You are writing a comment about Finally Waving The White Flag to Objective-C 2.0, here is a quick summary:
I've been fighting a very private moral war against Objective-C 2.0 ever since it was released, but I've finally given in and as of a couple weeks ago all my new projects are being written with all the new syntactic sugar. This post looks at the small shoves that finally got me over the edge.
You are responding to this comment written by Will Larson on December 5th 2008, 10:50.
A bit more seriously, do you actually stop and think about passing by value versus passing by reference when you write code? I can't imagine anyone who would treat pointers with such reverence for more than a week or two as they first deal with a language that makes the distinction clear.
If I had consistently referenced ints as pointers, instead of just once, I would agree that it it would be terrifying to read my advice and writings. Instead, something like value/reference isn't something that I even think about when coding, I just do it.

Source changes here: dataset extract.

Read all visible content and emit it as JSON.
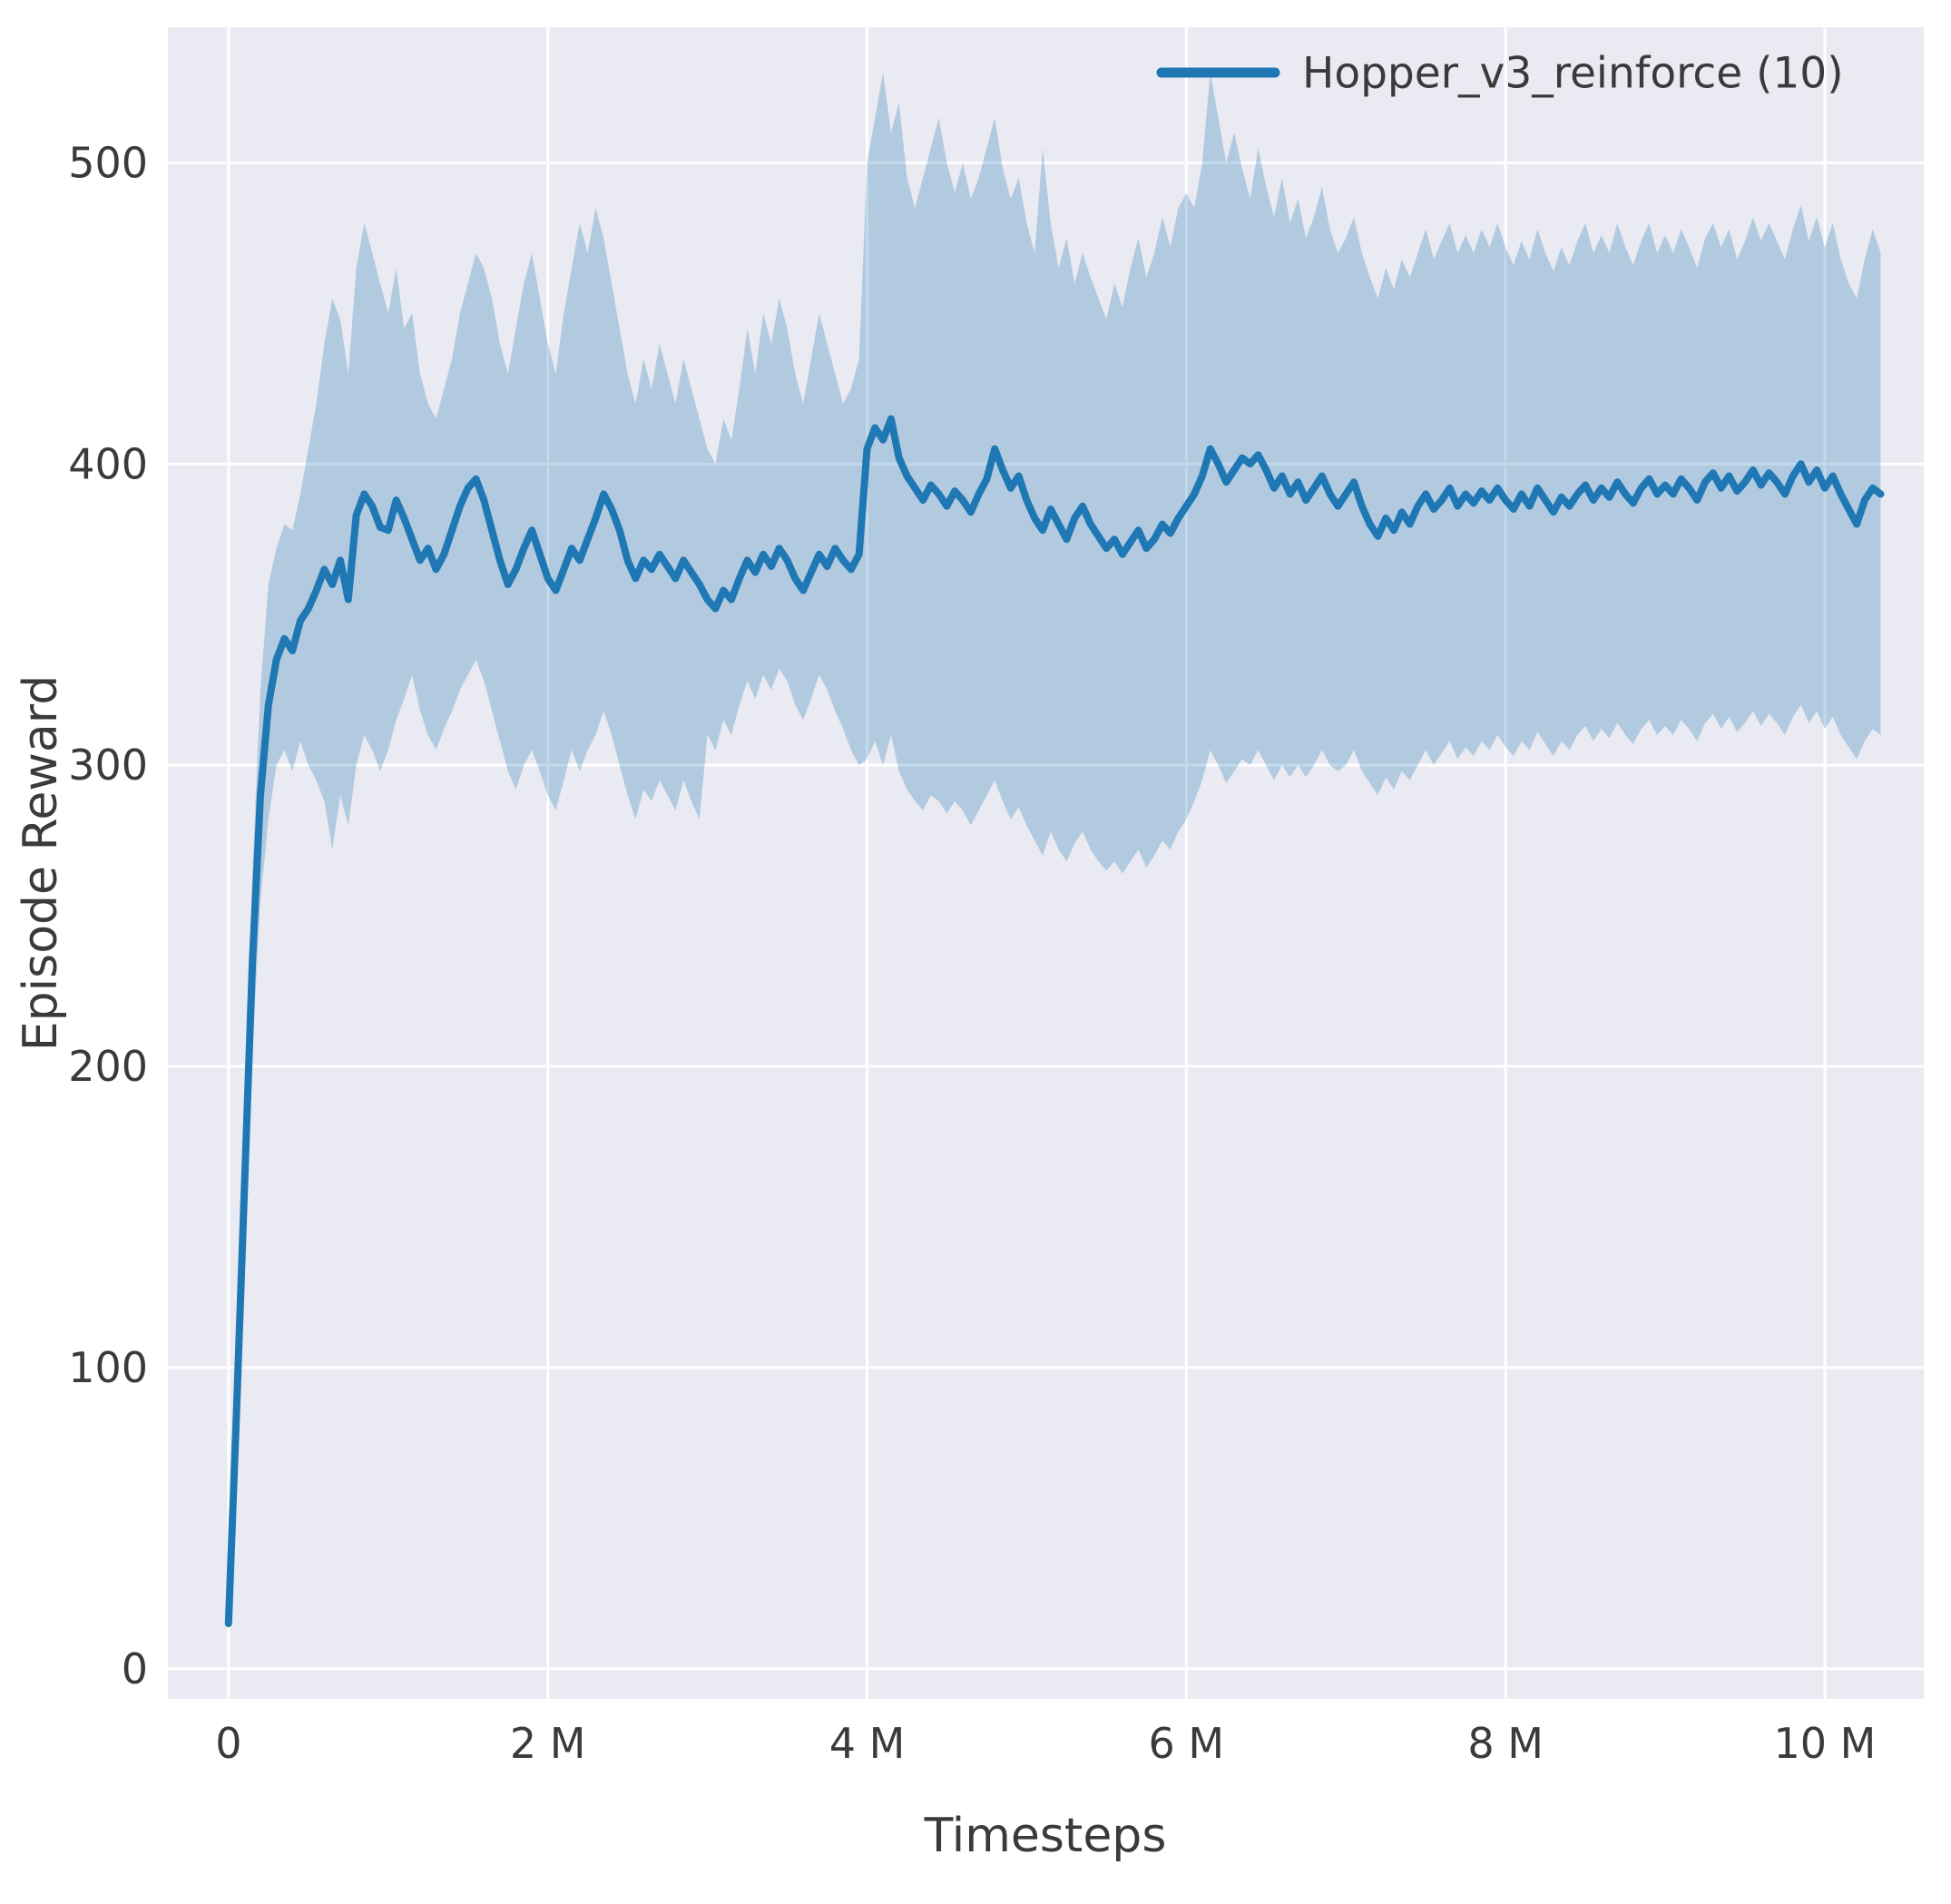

The same goes for other basic conceptual level task like picking between map/reduce/for/while or whether to use a simple C array or an NSArray.
If you're making a conscious-level decision whether or not to use a pointer, then you're either new to the pointer concept, or doing something wrong. Viewing a misplaced pointer as something more dire than a typo in for-loop syntax is buying into the pointers are hard mindset, and I just don't buy it.